Serum Albumin in Health and Disease: Esterase, Antioxidant, Transporting and Signaling Properties

Abstract

Being one of the main proteins in the human body and many animal species, albumin plays a decisive role in the transport of various ions-electrically neutral and charged molecules-and in maintaining the colloidal osmotic pressure of the blood. Albumin is able to bind to almost all known drugs, as well as many nutraceuticals and toxic substances, largely determining their pharmaco- and toxicokinetics. Albumin of humans and respective representatives in cattle and rodents have their own structural features that determine species differences in functional properties. However, albumin is not only passive, but also an active participant of pharmacokinetic and toxicokinetic processes, possessing a number of enzymatic activities. Numerous experiments have shown esterase or pseudoesterase activity of albumin towards a number of endogeneous and exogeneous esters. Due to the free thiol group of Cys34, albumin can serve as a trap for reactive oxygen and nitrogen species, thus participating in redox processes. Glycated albumin makes a significant contribution to the pathogenesis of diabetes and other diseases. The interaction of albumin with blood cells, blood vessels and tissue cells outside the vascular bed is of great importance. Interactions with endothelial glycocalyx and vascular endothelial cells largely determine the integrative role of albumin. This review considers the esterase, antioxidant, transporting and signaling properties of albumin, as well as its structural and functional modifications and their significance in the pathogenesis of certain diseases.
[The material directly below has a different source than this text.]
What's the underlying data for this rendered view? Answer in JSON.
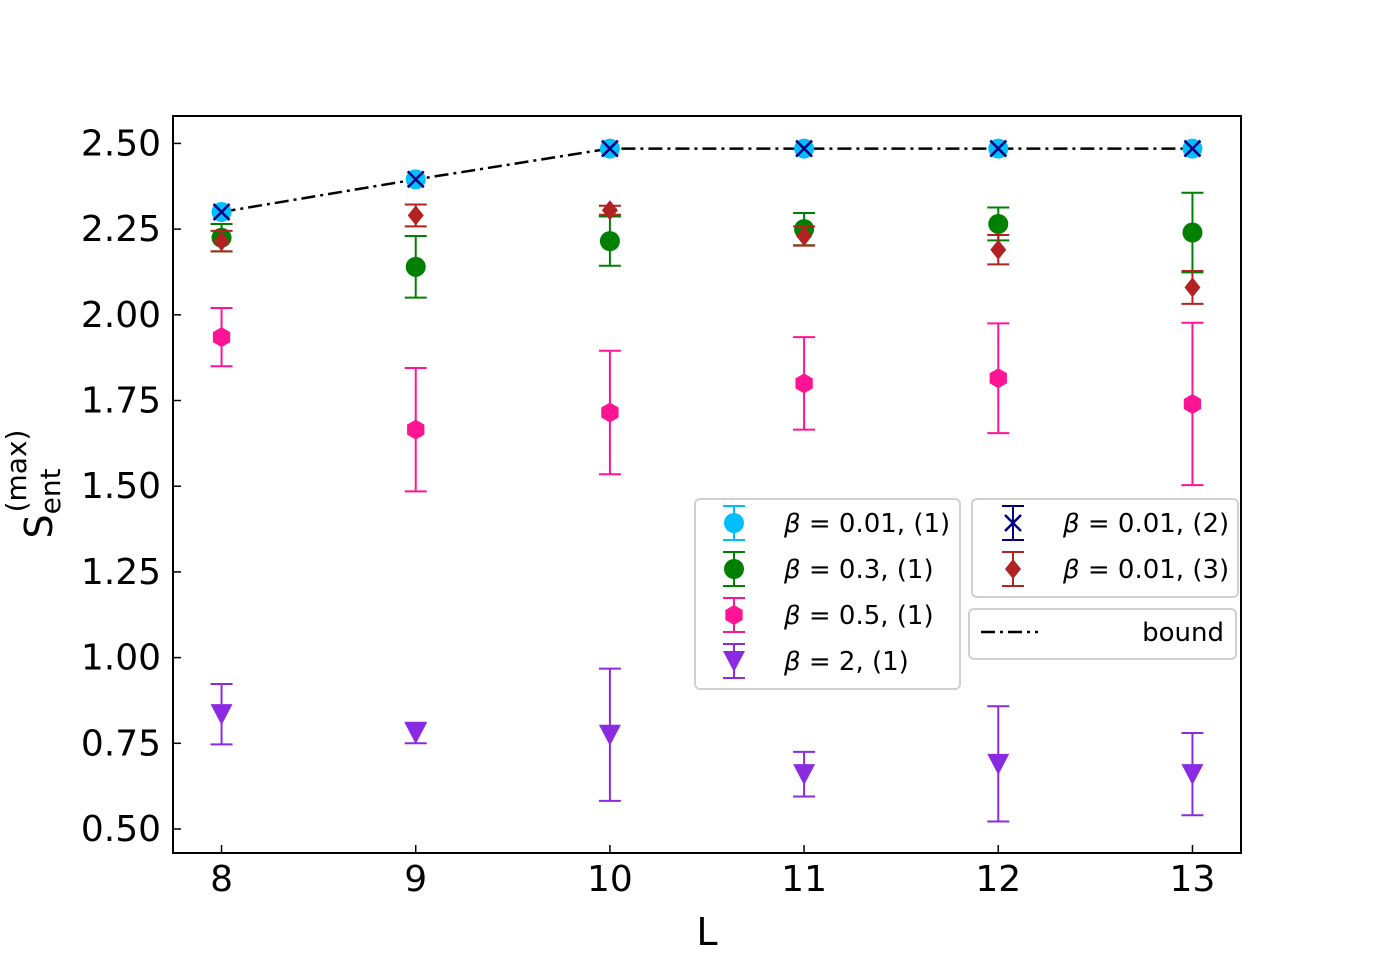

Keywords: advanced glycation end products; albumin; endothelium; esterases; glycocalyx; oxidative stress; pathogenesis; transcytosis; transport.

Figure 1

The main sites of HSA modification. The sites of in vivo glycation are shown in red (lysines) and blue (arginines). The site of redox modification (Cys34) is shown in yellow. To create the figure, a crystal structure of HSA from the PDB database (code 3JQZ [24]) was used.

Figure 2

Structures of Sudlow site I of HSA (A), BSA (B) and RSA (C).

Figure 3

Structures of Sudlow site II of of HSA (A), BSA (B) and RSA (C).

Figure 4

Structures of the redox sites of HSA (A), BSA (B) and RSA (C).

Figure 5

Interaction of glycated albumin with endothelial cells (EC). AP-1, activator protein 1; BNB, blood–nerve barrier; DN, diabetic nephropathy; DPN, diabetic peripheral neuropathy; eNOS, endothelial nitric oxide synthase; GA, glycated albumin; HAS, hyaluronic acid synthase; HPSE, heparanase; HYAL, hyaluronidases; JAK/STAT, Janus kinase signal transducer and activator of transcription; JNK, c-Jun N-terminal kinase; MAPK, mitogen-activated protein kinase; MMPs, matrix metalloproteinase; NEU, neu raminidase; NF-κB, nuclear factor kappa-light-chain-enhancer of activated B cells; NOX, NADPH oxidase; p21ras, products of the ras (rat sarcoma virus) gene family; Pho GTPase, Rho family of GTPases; PI3K, phosphoinositide 3-kinase; PNS, peripheral nervous system; PXDN, Peroxidasin; RAGE, receptor for advanced glycation endproducts; SOD, Superoxide dismutase; VEGF, vascular endothelial growth factor.

Figure 6

Albumin and endothelial glycocalyx layer (EGL). The EGL serves as the “exclusion zone” or “gap” between endothelium and blood cells. The layer also acts as a filter, limiting the passage of molecules larger than 70 kDa. Albumin, with a molecular weight of about 66 kDa, can firmly bind to the EGL and penetrate into the interstitium by transcytosis.